Я кивнул, потому что не хотел лишний раз выглядеть глупым.
— Хорошо. По замыслу руководства страны, это должен быть переход от хорошего к лучшему. За то время, пока ты служил, процесс шел полным ходом и почти подошел к концу. Понял?
Естественно, я не понял.
— Не понял? — Генофон рванул на груди майку и повысил голос. — У меня зарплата двести пятьдесят тысяч карбованцев! Бутылка «Столичной» водки стоит сто двадцать тыщ!

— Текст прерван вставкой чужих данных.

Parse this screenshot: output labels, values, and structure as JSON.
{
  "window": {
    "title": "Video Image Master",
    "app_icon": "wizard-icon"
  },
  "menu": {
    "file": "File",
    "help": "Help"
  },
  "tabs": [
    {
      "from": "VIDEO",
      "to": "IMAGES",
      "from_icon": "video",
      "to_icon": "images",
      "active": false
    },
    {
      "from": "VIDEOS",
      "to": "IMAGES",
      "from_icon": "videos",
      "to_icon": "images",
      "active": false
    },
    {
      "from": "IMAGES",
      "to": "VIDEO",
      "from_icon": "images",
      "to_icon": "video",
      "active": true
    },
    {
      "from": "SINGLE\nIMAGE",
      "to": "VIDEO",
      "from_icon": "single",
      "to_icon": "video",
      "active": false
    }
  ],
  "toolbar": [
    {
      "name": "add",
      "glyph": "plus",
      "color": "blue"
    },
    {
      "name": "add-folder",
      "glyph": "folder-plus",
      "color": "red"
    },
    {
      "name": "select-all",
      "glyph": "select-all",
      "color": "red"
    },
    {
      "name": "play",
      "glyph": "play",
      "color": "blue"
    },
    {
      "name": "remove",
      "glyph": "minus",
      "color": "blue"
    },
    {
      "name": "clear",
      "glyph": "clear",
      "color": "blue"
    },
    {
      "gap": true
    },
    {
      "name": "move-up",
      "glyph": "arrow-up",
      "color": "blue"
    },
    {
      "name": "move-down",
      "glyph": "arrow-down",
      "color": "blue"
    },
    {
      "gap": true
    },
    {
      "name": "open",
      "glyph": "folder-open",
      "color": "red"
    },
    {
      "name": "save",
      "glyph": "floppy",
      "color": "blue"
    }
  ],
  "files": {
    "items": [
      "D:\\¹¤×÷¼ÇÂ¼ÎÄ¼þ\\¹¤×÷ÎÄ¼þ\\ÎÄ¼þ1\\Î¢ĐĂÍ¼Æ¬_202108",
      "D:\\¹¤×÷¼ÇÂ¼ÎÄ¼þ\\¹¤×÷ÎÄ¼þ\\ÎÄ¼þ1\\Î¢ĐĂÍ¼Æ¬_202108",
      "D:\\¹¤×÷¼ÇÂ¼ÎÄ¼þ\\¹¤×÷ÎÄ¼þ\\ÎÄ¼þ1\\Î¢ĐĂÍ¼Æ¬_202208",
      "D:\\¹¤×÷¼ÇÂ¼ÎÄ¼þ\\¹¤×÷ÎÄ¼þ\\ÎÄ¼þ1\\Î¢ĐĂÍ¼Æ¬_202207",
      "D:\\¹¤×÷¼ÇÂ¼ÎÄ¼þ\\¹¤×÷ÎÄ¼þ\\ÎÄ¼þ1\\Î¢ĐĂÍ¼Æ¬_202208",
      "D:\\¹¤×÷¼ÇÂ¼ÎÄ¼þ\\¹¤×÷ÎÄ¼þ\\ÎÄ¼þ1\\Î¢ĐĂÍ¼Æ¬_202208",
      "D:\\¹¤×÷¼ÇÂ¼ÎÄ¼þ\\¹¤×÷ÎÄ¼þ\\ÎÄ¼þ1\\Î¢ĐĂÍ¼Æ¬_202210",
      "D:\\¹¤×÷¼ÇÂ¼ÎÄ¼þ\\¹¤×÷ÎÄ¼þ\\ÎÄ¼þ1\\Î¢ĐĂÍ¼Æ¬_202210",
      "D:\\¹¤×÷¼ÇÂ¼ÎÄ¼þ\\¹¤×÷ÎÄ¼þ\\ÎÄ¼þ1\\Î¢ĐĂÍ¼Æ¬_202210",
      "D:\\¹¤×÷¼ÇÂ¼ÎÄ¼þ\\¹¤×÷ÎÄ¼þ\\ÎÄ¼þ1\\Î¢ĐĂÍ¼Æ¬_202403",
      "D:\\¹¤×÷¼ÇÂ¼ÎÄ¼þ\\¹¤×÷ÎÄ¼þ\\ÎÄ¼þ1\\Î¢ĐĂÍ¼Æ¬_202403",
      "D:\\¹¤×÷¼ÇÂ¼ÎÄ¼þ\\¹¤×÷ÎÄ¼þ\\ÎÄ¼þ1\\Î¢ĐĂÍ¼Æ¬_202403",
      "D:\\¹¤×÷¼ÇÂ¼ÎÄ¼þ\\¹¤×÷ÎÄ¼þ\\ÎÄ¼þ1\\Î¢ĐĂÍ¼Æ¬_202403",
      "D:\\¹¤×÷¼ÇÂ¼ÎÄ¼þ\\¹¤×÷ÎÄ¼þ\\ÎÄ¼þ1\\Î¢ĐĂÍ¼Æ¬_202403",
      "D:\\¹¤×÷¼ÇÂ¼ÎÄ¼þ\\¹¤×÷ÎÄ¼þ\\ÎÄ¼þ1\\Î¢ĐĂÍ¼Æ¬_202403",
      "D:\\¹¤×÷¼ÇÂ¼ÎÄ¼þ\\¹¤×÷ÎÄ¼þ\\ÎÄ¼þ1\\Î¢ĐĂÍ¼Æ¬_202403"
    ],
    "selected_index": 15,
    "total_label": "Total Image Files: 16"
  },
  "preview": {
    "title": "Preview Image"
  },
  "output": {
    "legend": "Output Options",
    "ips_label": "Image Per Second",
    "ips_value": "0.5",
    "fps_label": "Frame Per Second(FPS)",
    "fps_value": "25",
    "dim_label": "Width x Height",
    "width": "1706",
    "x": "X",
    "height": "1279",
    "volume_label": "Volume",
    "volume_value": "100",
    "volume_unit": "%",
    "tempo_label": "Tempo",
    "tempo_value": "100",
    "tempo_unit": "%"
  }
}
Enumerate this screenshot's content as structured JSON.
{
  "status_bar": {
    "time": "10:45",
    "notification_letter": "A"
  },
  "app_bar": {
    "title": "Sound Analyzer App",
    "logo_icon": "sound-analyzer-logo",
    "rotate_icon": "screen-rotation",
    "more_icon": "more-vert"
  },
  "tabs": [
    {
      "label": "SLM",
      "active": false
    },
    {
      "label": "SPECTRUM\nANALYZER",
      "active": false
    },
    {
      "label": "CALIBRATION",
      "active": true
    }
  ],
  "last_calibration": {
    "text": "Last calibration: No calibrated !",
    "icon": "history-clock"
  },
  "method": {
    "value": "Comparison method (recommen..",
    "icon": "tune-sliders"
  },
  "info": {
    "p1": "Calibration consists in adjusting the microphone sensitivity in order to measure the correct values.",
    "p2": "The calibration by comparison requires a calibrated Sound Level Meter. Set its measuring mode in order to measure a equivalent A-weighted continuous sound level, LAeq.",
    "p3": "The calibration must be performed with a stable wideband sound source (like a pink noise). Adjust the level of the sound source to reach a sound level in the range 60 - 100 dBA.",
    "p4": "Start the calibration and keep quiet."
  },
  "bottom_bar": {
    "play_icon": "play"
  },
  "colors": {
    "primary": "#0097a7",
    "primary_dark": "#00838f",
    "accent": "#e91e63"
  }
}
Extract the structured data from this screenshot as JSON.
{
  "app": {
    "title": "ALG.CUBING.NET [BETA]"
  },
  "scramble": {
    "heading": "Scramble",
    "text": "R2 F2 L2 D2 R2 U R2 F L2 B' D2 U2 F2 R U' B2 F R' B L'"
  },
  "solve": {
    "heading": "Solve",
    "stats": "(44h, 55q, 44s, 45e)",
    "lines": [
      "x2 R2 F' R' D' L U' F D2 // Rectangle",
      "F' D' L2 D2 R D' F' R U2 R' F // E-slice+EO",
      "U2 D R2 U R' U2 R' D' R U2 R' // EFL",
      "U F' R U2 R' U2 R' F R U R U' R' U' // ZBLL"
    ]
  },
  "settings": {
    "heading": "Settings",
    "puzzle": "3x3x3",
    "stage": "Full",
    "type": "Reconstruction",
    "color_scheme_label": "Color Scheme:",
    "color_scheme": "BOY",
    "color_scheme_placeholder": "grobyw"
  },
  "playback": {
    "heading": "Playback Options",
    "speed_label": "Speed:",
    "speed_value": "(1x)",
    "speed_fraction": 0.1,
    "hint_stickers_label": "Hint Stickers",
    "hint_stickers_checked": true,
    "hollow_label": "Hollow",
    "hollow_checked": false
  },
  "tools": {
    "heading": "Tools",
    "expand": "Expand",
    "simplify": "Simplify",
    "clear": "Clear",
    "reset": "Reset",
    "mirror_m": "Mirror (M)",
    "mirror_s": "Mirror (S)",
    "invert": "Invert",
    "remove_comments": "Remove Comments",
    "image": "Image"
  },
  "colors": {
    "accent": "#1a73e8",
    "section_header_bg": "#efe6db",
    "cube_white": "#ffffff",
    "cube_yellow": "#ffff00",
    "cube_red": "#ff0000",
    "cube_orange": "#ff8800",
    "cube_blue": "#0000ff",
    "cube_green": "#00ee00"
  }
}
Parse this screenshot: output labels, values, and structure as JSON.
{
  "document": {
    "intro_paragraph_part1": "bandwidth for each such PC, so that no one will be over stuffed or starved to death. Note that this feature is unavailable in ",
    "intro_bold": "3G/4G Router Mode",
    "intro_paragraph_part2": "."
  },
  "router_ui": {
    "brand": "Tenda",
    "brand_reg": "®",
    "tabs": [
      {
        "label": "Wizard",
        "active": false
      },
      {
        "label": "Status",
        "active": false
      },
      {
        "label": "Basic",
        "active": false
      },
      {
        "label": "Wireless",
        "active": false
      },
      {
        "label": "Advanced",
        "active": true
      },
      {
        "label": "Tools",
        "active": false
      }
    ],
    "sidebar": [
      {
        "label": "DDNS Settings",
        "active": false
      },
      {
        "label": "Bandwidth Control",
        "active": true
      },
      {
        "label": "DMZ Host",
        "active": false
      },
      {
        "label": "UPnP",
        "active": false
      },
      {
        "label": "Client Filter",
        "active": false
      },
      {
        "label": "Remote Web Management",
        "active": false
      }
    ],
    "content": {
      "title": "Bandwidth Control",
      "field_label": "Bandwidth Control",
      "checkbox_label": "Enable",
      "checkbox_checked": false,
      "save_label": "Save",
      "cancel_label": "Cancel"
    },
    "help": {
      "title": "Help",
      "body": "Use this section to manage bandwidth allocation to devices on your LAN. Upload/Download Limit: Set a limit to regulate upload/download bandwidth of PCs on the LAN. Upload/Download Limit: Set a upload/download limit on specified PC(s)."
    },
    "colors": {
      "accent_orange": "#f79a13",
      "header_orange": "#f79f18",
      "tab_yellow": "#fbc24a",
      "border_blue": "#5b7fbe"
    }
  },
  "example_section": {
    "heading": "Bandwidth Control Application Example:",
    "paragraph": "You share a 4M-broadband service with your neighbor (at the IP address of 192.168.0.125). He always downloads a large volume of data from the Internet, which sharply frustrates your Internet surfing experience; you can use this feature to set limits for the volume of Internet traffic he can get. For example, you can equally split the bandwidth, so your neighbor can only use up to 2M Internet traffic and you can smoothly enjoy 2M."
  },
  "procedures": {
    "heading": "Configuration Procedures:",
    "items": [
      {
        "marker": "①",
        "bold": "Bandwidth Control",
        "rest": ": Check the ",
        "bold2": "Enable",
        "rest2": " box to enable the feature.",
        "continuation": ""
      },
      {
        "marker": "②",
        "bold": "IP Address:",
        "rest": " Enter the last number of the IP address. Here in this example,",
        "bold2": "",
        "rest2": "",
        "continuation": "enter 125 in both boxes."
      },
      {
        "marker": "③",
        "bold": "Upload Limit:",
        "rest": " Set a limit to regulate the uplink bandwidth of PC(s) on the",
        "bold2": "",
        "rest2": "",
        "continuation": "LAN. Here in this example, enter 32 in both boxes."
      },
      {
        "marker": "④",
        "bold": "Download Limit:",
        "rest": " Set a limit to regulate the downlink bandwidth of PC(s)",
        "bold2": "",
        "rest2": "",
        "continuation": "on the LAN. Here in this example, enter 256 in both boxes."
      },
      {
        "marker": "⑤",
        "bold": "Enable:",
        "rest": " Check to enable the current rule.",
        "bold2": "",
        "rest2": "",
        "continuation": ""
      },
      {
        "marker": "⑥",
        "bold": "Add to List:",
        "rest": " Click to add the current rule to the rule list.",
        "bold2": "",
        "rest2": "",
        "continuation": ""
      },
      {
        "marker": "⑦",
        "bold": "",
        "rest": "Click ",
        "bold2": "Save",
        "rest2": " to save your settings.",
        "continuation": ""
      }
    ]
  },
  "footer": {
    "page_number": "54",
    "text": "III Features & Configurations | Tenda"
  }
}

А наша Родина успела превратиться в пятнадцать маленьких «родинок»! Украина, Белоруссия, Казахстан — теперь разные страны, понял?
— Дядя Гена, ты охренел? — от всех этих неожиданных слов я протрезвел, словно меня окатили холодной водой, я вспомнил про тезку Виктора и подумал, что тот мог остаться без родины. — Быстро говори: Удмуртия теперь отдельная страна тоже? Есть вообще Удмуртия?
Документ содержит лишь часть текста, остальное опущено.